Mas o Congresso, cuja experiência mediana de vida pública é considerável, incluindo familiaridade com a gestão de governo, e muitas vezes décadas de habilidades para fazer e receber concessões, não deverá cair nessa arapuca. Ao contrário, poderá exercer os freios e contrapesos que a Constituição lhe outorga para se contrapor a eventuais deslizes do presidente.

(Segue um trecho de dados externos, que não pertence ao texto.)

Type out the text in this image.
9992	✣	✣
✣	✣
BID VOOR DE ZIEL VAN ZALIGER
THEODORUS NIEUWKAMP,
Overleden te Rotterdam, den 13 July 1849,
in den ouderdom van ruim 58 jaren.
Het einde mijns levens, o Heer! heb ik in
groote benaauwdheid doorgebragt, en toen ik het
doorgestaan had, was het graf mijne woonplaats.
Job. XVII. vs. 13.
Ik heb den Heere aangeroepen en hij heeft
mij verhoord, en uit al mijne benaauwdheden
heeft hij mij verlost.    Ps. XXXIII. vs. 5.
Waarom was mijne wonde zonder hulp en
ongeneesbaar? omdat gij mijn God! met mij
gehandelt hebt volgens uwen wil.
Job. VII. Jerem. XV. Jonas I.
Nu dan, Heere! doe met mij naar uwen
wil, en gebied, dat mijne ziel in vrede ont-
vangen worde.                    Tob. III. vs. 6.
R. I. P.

Talvez o primarismo das táticas de alguns dos inspiradores da Presidência os conduza ao devaneio de um golpe com apoio militar. Tratar-se-ia de uma perfeita manifestação de alienação do que hoje representam as Forças Armadas brasileiras, institucionalmente comprometidas com o Estado Democrático de Direito e com suas responsabilidades de manutenção da ordem interna e da defesa externa do País. Elas dispõem de uma oficialidade altamente preparada, disciplinada e hierarquizada, que repelirá qualquer tentativa contra a ordem democrática, como - fique bem claro - seus dirigentes têm tornado público inúmeras vezes.

Caso tentasse agir fora dos limites da lei e em desrespeito à Constituição, o Poder Executivo seria contido pelas instituições. Para tanto os cidadãos brasileiros contam com o Supremo Tribunal Federal, um Poder que fala pela Constituição e se há de pautar pela absoluta neutralidade partidária, ideológica e religiosa na imposição da lei.

Uma certa perda de confiança do Parlamento no presidente vem se avolumando desde sua eleição e a ela se soma um começo de desgaste de sua popularidade, uma vez que ele criou expectativas altas sem que as razões do descontentamento popular com os serviços públicos essenciais fossem bem enfrentadas por seu governo. Com popularidade relativamente menor e desconfiança do Parlamento, Bolsonaro terá de mudar, pois a democracia brasileira ele não mudará.